3. İç politik etkiler
Taliban’ın diplomatik girişimleri, Afganistan içindeki politik meşruiyetini de güçlendirme potansiyeli taşıyor. Özellikle ülke içinde farklı etnik gruplar ve siyasi aktörler üzerinde, “uluslararası kabul gören bir yönetim” algısını yaratmak Taliban açısından kritik. Bu bağlamda, dış politika Taliban’ın içerideki otoritesini pekiştirmek için de bir araç olarak kullanılıyor.

4. Uzun vadeli senaryolar

- En iyimser senaryo: Taliban, ABD ve AB ile dengeli ilişkiler kurar, insani yardım ve altyapı yatırımları artar, Afganistan’daki insani kriz kısmen hafifler.
- Orta senaryo: Görüşmeler sınırlı kalır, uluslararası meşruiyet kısmi olur, Afganistan’da ekonomik ve sosyal kriz devam eder.
- Kötümser senaryo: Diplomatik temaslar sadece görüntü amaçlıdır, Taliban iç politikada sert uygulamalarına devam eder, AB ve ABD’nin stratejik çıkarları tehlikeye girer ve bölgesel istikrar bozulur.

Eleştirel yorum

Taliban’ın diplomatik girişimlerini “olumlu” olarak değerlendirmek, temkinli bir bakış açısı gerektiriyor. Burada kritik nokta, ABD ve AB’nin Taliban ile ilişkilerinde hangi şartları kabul edeceği ve Taliban’ın bu şartlara uyup uymayacağı. Örneğin kadın hakları, eğitim ve terörle mücadele gibi alanlar halen belirsiz. Dolayısıyla diplomatik temaslar, kağıt üzerinde ilerleme gibi görünse de fiili uygulamalarla uyumlu değilse, bu uluslararası ilişkilerde ciddi bir güven bunalımına yol açabilir.

Öneriler ve takip edilecek noktalar

1. Taliban’ın diplomatik söylemleri ile sahadaki uygulamaları arasındaki tutarlılığı takip etmek.
2. AB’nin diplomatik kanalları kullanarak insani yardım ve sivil toplum programlarını sürdürebilmesi.
3. Bölgesel aktörlerin (Pakistan, İran, Çin, Rusya) tepkileri ve kendi çıkarlarını nasıl şekillendireceğinin izlenmesi.
4. Taliban’ın uzun vadeli ekonomik planları ve altyapı yatırımlarının uygulanabilirliğinin değerlendirilmesi.
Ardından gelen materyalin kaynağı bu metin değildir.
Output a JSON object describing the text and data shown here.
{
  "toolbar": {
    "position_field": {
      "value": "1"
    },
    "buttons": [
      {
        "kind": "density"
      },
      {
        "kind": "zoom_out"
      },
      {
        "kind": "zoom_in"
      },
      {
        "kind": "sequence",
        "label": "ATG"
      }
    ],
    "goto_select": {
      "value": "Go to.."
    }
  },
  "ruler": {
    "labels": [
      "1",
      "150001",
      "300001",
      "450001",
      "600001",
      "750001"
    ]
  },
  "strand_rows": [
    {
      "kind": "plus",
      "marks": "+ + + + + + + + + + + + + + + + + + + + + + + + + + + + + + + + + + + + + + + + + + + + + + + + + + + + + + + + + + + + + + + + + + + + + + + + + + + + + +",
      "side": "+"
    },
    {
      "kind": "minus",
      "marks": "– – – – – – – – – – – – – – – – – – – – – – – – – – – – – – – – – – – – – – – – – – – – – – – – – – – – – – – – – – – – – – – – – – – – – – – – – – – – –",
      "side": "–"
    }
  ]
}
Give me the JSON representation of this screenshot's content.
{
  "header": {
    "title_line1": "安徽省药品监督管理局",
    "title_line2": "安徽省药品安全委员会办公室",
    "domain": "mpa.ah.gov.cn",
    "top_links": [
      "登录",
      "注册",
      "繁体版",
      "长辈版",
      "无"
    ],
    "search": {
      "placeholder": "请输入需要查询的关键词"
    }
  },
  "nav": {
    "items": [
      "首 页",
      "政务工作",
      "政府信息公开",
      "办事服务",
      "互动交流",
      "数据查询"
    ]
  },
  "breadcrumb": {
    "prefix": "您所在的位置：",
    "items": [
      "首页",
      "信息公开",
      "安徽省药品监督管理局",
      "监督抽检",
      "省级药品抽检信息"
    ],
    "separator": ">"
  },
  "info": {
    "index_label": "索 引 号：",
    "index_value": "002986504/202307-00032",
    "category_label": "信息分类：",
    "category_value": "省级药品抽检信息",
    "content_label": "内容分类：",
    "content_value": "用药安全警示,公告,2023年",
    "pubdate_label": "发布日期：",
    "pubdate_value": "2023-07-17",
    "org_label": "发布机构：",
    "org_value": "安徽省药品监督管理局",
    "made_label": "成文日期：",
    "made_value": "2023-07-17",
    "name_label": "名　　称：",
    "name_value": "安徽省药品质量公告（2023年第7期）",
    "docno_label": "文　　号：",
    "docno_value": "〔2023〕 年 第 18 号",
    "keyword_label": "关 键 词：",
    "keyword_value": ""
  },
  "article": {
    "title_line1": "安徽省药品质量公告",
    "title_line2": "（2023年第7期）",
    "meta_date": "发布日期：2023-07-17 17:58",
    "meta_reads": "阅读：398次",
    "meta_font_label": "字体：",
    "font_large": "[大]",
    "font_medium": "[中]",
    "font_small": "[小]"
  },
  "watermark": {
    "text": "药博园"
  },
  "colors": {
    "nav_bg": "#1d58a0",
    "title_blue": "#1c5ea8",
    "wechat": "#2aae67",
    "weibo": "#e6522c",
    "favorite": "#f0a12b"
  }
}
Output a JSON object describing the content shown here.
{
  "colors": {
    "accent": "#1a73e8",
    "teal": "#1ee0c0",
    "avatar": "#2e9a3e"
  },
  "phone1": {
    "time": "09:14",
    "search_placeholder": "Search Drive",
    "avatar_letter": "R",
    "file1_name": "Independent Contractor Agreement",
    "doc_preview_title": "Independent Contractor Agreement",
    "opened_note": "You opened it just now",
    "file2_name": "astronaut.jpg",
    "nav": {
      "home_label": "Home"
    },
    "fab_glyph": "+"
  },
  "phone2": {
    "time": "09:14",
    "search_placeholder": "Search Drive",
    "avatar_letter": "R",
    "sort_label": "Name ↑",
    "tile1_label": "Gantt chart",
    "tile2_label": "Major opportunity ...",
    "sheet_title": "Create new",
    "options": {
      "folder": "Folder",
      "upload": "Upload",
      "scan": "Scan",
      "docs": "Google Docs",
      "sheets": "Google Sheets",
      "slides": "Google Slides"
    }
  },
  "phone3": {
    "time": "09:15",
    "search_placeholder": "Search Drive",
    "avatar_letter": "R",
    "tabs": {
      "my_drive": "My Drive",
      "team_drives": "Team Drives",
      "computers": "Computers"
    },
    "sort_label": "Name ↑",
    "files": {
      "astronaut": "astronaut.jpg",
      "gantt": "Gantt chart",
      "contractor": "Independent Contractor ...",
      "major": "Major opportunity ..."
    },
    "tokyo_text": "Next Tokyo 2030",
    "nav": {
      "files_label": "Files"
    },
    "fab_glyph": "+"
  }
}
Sonuç olarak, bu gelişme hem diplomatik hem de bölgesel bağlamda oldukça kritik. Taliban’ın ABD ve AB ile ilişkilerini dengeli yürütme çabası, kısa vadede meşruiyet arayışının bir parçası olarak görülebilir. Ancak uzun vadede başarı, sadece diplomatik temaslarla değil, içeride ve bölgede istikrar sağlayacak somut adımlarla ölçülecek. Bu nedenle “olumlu” tanımı, dikkatli ve eleştirel bir şekilde yorumlanmalı.

[1] Rashid, Ahmed. Taliban: Militant Islam, Oil and Fundamentalism in Central Asia. Yale University Press, 2010.
[2] International Crisis Group. Afghanistan: The Changing Security Landscape. ICG Report No. 147, 2021.
[3] Buzan, Barry & Waever, Ole. Regions and Powers: The Structure of International Security. Cambridge University Press, 2003.
[4] European Council on Foreign Relations. Afghanistan after the Taliban Takeover: EU Policy Options, 2022.

Kısacası, ABD ve AB ile Taliban arasındaki bu diplomatik süreç, yalnızca bir “görüşme” meselesi değil; Afganistan’ın geleceği, bölgesel dengeler ve uluslararası normlar açısından bir sınav niteliğinde. Bu noktada, hem literatürdeki teorik çerçeveyi hem sahadaki gerçekleri birlikte okumak gerekiyor.